Vakanüvis yazdı: Nevruz’a dair
Özel Haber

Bugün 21 Mart. Nevruz kutlamaları var. Çok farklı inançların, kültürlerin, milletlerin aynı anda kutladığı ve genellikle de aynı anlamı yüklediği bir özel gün Nevruz. Kökleri “tarihin flu zamanları”na kadar giden 21 Mart Nevruz Kutlamalarına biraz yakından bakalım.

KÖKENİ ZERDÜŞTLÜĞE KADAR UZANIYOR

Nevruz gününün kökeni genel olarak İran’ın Zerdüştlük inancına dayandırılıyor. Bu nedenle de tarih içerisinde İran coğrafyasındaki inançlar değişse de İran toplumunun Nevruz kutlamaları asırlar boyunca diğer milletlere göre çok daha zengin bir içerik ve yoğun katılımla gerçekleşiyor.

Büyük İslam âlimi Birunî’nin, çeşitli milletlerin takvimleri ile özel günlerini anlattığı “el-Asar el-Bakiye” (Selenge Yayınları “Maziden Kalanlar” adıyla Türkçeye çevirmişti) isimli kitabında, Eski Yunan, Yahudiler, Araplar ve Sabilerin ile diğer milletlerin hemen hepsinde bahar dönümüyle ilgili kutlanan günlerin varlığından söz ediyordu.

Üstelik İran inancında Nevruz tek değildi, Sadeh, Tirgan, Mehrgan, Gahambars, Farvardigan, Bahmanja, Esfand, Armaz gibi festivaller de vardı ve bunlar da çoğunlukla bahara girilirken kutlanırdı. Birunî, “İranlılar, Nevruz’un, kainatın hareket etmeye başladığı ilk güne işaret ettiğine inanıyorlardı” diye yazmıştı.

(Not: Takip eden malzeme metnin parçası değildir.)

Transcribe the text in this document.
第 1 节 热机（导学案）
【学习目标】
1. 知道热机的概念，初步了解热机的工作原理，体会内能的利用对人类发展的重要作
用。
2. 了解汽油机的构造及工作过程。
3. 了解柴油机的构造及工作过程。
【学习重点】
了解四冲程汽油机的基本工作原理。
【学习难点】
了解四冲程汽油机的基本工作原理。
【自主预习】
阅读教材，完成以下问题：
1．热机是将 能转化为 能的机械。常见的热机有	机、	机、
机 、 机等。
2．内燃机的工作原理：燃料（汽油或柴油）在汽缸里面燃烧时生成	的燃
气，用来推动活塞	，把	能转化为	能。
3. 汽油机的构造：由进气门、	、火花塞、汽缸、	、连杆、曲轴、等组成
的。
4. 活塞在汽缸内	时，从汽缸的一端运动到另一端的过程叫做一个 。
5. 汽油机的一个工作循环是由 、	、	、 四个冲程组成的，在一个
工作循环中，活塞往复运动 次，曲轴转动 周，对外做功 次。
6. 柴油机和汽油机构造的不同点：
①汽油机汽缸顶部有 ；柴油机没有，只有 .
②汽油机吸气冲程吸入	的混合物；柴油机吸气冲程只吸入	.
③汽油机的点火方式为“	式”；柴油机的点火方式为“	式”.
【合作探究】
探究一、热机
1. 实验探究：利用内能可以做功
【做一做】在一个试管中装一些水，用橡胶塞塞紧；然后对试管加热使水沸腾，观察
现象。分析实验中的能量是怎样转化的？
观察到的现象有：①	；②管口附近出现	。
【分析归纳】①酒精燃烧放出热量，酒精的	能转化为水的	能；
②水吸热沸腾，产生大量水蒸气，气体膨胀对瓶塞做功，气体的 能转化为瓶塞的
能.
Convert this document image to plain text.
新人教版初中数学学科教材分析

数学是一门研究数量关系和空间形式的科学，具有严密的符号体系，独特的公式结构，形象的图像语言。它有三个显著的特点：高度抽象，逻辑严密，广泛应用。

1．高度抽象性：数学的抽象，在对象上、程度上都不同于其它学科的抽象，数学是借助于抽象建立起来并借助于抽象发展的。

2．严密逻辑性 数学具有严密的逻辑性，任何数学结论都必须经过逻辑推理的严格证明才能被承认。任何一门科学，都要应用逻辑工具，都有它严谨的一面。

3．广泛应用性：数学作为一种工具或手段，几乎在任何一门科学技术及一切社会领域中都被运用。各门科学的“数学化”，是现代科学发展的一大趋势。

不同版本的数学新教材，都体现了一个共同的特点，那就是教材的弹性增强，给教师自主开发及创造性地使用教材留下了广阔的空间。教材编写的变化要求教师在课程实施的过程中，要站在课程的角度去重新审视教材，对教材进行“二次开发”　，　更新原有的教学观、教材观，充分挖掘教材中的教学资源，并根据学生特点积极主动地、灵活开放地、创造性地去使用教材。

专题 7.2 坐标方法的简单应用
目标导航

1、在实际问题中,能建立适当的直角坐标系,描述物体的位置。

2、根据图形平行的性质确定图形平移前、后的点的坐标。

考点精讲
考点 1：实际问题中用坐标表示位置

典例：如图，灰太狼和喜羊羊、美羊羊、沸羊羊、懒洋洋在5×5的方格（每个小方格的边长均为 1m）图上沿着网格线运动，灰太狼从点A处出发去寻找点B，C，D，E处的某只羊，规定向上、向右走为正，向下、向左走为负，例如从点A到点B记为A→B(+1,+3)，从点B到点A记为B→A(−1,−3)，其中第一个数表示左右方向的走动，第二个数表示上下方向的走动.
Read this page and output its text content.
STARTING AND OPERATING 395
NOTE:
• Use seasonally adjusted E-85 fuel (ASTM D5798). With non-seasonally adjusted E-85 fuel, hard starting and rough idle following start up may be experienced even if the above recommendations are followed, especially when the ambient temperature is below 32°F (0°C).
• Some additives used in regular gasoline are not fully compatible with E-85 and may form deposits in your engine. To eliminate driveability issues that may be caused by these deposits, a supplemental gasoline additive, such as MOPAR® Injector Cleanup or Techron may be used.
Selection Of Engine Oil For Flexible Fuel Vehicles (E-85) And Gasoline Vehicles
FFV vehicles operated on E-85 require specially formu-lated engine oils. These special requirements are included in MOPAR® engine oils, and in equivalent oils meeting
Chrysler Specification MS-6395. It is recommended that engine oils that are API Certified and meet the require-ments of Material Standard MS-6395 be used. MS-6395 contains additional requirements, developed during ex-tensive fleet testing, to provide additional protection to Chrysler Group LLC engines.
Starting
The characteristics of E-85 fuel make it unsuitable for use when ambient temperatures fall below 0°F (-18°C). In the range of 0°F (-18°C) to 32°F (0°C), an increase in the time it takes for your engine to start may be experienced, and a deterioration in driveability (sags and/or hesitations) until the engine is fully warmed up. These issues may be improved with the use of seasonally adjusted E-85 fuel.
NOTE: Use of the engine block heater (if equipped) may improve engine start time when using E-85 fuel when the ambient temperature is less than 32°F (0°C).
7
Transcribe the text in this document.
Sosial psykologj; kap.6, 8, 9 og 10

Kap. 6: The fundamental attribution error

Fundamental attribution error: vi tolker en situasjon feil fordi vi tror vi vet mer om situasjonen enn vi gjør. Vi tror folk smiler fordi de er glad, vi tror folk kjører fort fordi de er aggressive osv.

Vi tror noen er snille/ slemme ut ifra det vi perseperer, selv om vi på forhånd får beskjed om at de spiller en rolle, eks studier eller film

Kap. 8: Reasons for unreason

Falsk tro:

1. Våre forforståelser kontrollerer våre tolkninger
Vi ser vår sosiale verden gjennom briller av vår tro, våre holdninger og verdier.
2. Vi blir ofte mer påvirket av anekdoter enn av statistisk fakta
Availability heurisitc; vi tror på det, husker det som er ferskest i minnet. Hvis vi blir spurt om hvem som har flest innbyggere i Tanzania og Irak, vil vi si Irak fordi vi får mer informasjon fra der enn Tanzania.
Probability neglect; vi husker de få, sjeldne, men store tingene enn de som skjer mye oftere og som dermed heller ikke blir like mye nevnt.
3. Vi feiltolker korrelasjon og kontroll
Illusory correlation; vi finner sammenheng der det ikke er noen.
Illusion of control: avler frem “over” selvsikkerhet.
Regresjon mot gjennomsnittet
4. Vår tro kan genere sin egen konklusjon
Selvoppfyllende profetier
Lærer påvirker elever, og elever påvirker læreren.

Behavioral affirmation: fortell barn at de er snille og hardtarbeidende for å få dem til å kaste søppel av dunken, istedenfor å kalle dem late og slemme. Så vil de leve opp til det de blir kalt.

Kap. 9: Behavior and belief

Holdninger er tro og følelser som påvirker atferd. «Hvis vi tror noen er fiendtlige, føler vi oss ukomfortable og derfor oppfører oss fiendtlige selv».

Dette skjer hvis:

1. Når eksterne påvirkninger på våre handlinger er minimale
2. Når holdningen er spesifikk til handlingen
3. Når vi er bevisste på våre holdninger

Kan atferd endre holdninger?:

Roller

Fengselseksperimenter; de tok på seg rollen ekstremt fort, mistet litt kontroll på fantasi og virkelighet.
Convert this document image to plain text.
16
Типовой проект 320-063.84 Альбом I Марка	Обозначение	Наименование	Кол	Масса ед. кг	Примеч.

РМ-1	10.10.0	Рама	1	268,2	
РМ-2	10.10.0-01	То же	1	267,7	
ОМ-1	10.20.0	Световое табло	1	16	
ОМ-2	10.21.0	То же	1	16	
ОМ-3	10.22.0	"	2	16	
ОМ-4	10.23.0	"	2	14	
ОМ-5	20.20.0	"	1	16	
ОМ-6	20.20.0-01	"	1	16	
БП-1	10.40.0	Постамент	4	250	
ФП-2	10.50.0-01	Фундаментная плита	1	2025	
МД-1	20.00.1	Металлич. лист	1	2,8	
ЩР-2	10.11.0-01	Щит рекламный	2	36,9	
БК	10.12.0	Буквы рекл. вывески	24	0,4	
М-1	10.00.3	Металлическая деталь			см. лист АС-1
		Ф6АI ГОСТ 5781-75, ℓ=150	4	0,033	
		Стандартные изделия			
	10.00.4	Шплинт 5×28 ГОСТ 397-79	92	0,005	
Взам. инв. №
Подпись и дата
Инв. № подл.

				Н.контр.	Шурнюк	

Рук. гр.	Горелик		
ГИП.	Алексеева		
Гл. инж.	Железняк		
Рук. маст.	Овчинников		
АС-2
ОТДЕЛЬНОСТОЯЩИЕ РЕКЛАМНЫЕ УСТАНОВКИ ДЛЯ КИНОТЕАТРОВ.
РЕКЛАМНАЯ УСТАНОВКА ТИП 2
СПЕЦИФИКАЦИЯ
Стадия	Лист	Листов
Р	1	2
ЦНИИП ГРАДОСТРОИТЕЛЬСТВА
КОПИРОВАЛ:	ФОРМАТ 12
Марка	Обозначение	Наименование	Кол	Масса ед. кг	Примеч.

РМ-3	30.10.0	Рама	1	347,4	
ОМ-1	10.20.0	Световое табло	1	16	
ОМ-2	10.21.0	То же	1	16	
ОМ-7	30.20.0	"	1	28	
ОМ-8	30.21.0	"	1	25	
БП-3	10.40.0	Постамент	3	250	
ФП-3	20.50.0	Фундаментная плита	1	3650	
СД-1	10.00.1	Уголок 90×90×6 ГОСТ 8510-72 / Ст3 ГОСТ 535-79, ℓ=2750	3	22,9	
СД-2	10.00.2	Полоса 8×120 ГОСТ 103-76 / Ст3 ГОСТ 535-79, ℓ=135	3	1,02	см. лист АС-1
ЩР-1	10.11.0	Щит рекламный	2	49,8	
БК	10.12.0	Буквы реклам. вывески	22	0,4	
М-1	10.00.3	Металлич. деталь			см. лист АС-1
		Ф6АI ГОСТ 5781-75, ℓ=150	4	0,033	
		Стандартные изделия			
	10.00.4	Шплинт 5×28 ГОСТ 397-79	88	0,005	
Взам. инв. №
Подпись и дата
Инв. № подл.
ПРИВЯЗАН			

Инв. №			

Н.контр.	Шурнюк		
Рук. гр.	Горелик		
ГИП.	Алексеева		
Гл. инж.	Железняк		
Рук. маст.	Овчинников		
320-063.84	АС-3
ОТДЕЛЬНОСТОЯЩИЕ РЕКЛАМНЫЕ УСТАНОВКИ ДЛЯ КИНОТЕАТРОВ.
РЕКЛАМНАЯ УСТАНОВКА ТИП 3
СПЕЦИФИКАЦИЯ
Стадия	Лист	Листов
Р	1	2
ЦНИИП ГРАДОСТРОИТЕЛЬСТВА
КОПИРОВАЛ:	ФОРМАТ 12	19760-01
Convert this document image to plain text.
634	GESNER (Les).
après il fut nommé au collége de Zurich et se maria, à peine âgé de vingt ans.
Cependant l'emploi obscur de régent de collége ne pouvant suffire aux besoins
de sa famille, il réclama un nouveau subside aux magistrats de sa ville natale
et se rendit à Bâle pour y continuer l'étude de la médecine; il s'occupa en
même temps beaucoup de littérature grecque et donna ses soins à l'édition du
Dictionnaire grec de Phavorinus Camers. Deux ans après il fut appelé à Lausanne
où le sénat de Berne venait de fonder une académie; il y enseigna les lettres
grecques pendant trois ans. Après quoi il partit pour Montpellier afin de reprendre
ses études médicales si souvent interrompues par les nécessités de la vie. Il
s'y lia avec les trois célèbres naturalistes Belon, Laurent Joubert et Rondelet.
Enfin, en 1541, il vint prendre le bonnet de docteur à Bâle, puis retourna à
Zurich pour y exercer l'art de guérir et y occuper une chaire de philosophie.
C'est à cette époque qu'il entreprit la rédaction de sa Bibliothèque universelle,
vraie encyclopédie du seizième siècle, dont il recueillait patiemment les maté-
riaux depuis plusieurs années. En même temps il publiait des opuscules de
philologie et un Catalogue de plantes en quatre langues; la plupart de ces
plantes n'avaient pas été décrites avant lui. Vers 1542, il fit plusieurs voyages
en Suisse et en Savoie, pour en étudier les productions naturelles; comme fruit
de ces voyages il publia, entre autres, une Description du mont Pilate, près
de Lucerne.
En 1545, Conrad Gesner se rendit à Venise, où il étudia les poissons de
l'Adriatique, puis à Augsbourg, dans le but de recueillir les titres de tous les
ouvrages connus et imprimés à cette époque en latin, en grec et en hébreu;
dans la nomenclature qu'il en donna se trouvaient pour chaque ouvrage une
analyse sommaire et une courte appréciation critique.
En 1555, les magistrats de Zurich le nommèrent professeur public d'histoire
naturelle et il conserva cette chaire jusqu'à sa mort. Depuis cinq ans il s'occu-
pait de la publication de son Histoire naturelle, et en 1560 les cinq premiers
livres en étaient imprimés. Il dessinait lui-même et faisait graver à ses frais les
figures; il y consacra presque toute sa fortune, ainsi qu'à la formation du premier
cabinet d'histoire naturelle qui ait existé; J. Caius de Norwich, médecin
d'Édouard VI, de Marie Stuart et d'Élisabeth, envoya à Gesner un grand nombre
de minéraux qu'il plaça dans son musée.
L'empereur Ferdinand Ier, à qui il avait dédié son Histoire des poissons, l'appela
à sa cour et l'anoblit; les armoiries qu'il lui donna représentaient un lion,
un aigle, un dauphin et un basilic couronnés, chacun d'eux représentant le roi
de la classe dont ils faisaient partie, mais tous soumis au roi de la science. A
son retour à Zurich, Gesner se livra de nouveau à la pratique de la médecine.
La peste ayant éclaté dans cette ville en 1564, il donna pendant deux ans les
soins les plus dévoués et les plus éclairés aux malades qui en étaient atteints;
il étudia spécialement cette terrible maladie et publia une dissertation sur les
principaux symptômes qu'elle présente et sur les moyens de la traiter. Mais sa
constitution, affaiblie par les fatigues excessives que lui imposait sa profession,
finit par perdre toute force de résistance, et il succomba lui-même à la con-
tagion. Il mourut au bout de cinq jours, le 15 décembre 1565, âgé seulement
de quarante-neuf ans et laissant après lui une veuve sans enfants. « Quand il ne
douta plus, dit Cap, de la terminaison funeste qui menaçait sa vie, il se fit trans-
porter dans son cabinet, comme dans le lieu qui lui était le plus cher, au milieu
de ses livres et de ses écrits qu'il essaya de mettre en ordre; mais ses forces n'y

Vakanüvis yazdı: Nevruz’a dair

ANTİK ÇAĞ İNSANI “KIŞTAN KURTULDUĞU İÇİN” SEVİNİRDİ

Ancak Nevruz, elbette salt İran kültürüne has değil. Nevruz’un tarihlendiği, gece ile gündüzün eşitlendiği 21 Mart’ın “bahar ekinoksu”nda yer alması, çok eski asırlardan bu yana kıştan bahara geçişin göstergesi kabul edildiğinden, başka inanç ve kültürlerde de bu mevsim dönüm tarihi kutlanan bir zaman dilimiydi.

Antik çağ toplumlarında – zamanın meteorolojik, fiziki, barınma vb şartlarının da bir dayatması olarak -sıklıkla görülen, “karanlığı, soğuğu, zorluğu temsil eden kıştan, baharın gelmesiyle birlikte kurtulma”nın kutlanması geleneği çok yaygın bir fenomendi.

Nevruz’un İran haricinde Batı Asya, Orta Asya, Kafkaslar, Karadeniz Havzası, Balkanlar ve Güney Asya’da da üç bin yılı aşkın bir süredir çeşitli topluluklar tarafından kutlanması bu kült inançla alakalı.

Vakanüvis yazdı: Nevruz’a dair

BABİL KRALLARI, ANCAK NEVRUZ’DAN SONRA GERÇEK KRAL OLUYORDU

M.Ö. 550’lerde varlık gösteren Ahamenişler; Medler, Fenikeliler, Urartular, Lidyalılar,ve Babil’i yıkmış bir eski bir Pers hanedanıydı. Kral II. Kambises, bütün bu fetihlerden sonra kendisini Ahameniş olarak değil “Babil Kralı” olarak ilan etmişti.

Muhtemelen, yıkılmış olsa bile Babil’in o devirdeki milletler üzerindeki güçlü etkisinden yararlanmak isteğiyle böyle bir karar alan II. Kambises devrinde Nevruz’a verilen önem de dikkat çekiciydi. Dönemindeki lakabıyla “Krallar Kralı”nın liderliği ancak, Nevruz kutlamalarına katılmasından sonra meşru kabul edilmişti.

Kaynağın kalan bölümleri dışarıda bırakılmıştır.